Article Text

Performance of large language models on advocating the management of meningitis: a comparative qualitative study
  1. Urs Fisch1,
  2. Paulina Kliem2,
  3. Pascale Grzonka2 and
  4. Raoul Sutter1,2,3
  1. 1Department of Neurology, University Hospital Basel, Basel, Switzerland
  2. 2Clinic for Intensive Care Medicine, University Hospital Basel, Basel, Switzerland
  3. 3Medical Faculty, University Basel, Basel, Switzerland
  1. Correspondence to Dr Urs Fisch; urs.fisch{at}usb.ch

Abstract

Objectives We aimed to examine the adherence of large language models (LLMs) to bacterial meningitis guidelines using a hypothetical medical case, highlighting their utility and limitations in healthcare.

Methods A simulated clinical scenario of a patient with bacterial meningitis secondary to mastoiditis was presented in three independent sessions to seven publicly accessible LLMs (Bard, Bing, Claude-2, GTP-3.5, GTP-4, Llama, PaLM). Responses were evaluated for adherence to good clinical practice and two international meningitis guidelines.

Results A central nervous system infection was identified in 90% of LLM sessions. All recommended imaging, while 81% suggested lumbar puncture. Blood cultures and specific mastoiditis work-up were proposed in only 62% and 38% sessions, respectively. Only 38% of sessions provided the correct empirical antibiotic treatment, while antiviral treatment and dexamethasone were advised in 33% and 24%, respectively. Misleading statements were generated in 52%. No significant correlation was found between LLMs’ text length and performance (r=0.29, p=0.20). Among all LLMs, GTP-4 demonstrated the best performance.

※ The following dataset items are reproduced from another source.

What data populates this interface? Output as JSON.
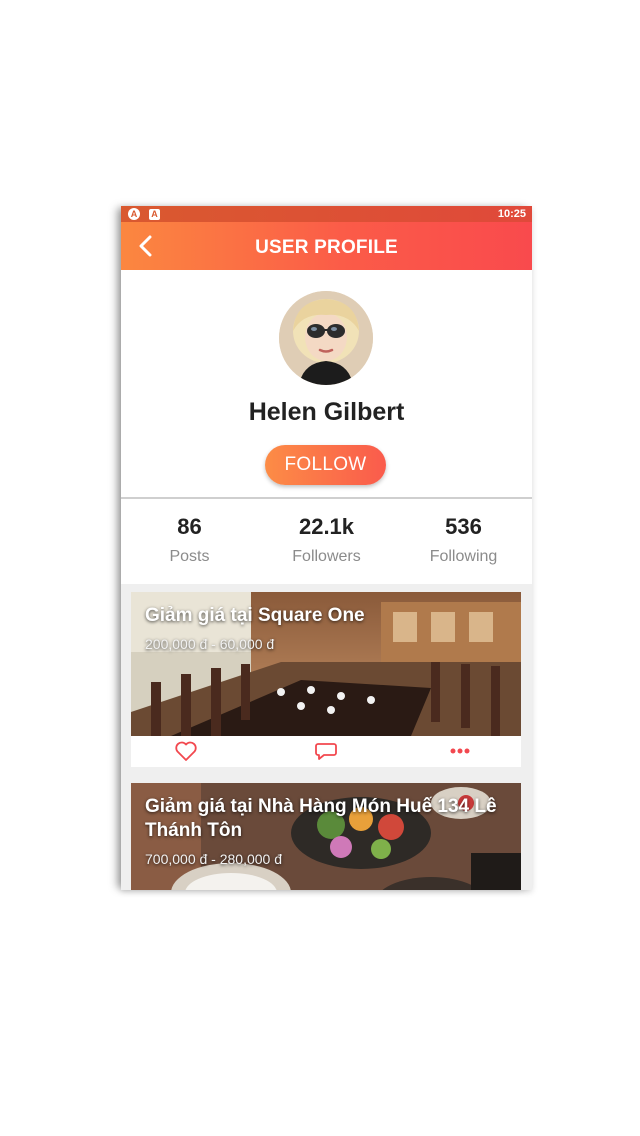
{
  "status_bar": {
    "time": "10:25",
    "icons": [
      "android-icon",
      "notification-a-icon"
    ]
  },
  "app_bar": {
    "title": "USER PROFILE",
    "back_icon": "chevron-left-icon"
  },
  "profile": {
    "name": "Helen Gilbert",
    "follow_label": "FOLLOW"
  },
  "stats": [
    {
      "value": "86",
      "label": "Posts"
    },
    {
      "value": "22.1k",
      "label": "Followers"
    },
    {
      "value": "536",
      "label": "Following"
    }
  ],
  "posts": [
    {
      "title": "Giảm giá tại Square One",
      "price": "200,000 đ - 60,000 đ"
    },
    {
      "title": "Giảm giá tại Nhà Hàng Món Huế 134 Lê Thánh Tôn",
      "price": "700,000 đ - 280,000 đ"
    }
  ],
  "post_actions": [
    "heart-icon",
    "comment-icon",
    "more-dots-icon"
  ],
  "colors": {
    "accent_start": "#fb8740",
    "accent_end": "#f94a4d",
    "action_icon": "#f2484f"
  }
}
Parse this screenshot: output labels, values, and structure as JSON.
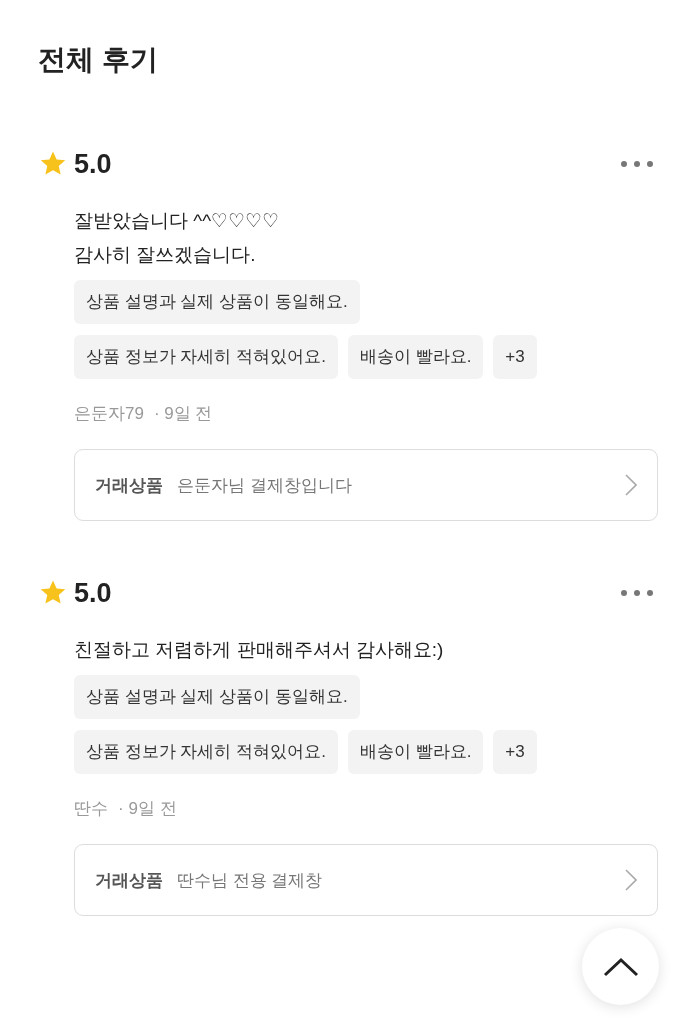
{
  "title": "전체 후기",
  "reviews": [
    {
      "rating": "5.0",
      "text": "잘받았습니다 ^^♡♡♡♡\n감사히 잘쓰겠습니다.",
      "tags": [
        "상품 설명과 실제 상품이 동일해요.",
        "상품 정보가 자세히 적혀있어요.",
        "배송이 빨라요.",
        "+3"
      ],
      "author": "은둔자79",
      "time": "· 9일 전",
      "product_label": "거래상품",
      "product_name": "은둔자님 결제창입니다"
    },
    {
      "rating": "5.0",
      "text": "친절하고 저렴하게 판매해주셔서 감사해요:)",
      "tags": [
        "상품 설명과 실제 상품이 동일해요.",
        "상품 정보가 자세히 적혀있어요.",
        "배송이 빨라요.",
        "+3"
      ],
      "author": "딴수",
      "time": "· 9일 전",
      "product_label": "거래상품",
      "product_name": "딴수님 전용 결제창"
    }
  ]
}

Discussion Latest LLMs provide valuable advice on differential diagnosis and diagnostic procedures but significantly vary in treatment-specific information for bacterial meningitis when introduced to a realistic clinical scenario. Misleading statements were common, with performance differences attributed to each LLM’s unique algorithm rather than output length.

Conclusions Users must be aware of such limitations and performance variability when considering LLMs as a support tool for medical decision-making. Further research is needed to refine these models' comprehension of complex medical scenarios and their ability to provide reliable information.

  • Artificial intelligence
  • Decision Making, Computer-Assisted
  • Disease Management
  • Patient-Centered Care
  • Safety Management

Data availability statement

Data are available upon reasonable request.

http://creativecommons.org/licenses/by-nc/4.0/

This is an open access article distributed in accordance with the Creative Commons Attribution Non Commercial (CC BY-NC 4.0) license, which permits others to distribute, remix, adapt, build upon this work non-commercially, and license their derivative works on different terms, provided the original work is properly cited, appropriate credit is given, any changes made indicated, and the use is non-commercial. See: http://creativecommons.org/licenses/by-nc/4.0/.

Statistics from Altmetric.com

Request Permissions

If you wish to reuse any or all of this article please use the link below which will take you to the Copyright Clearance Center’s RightsLink service. You will be able to get a quick price and instant permission to reuse the content in many different ways.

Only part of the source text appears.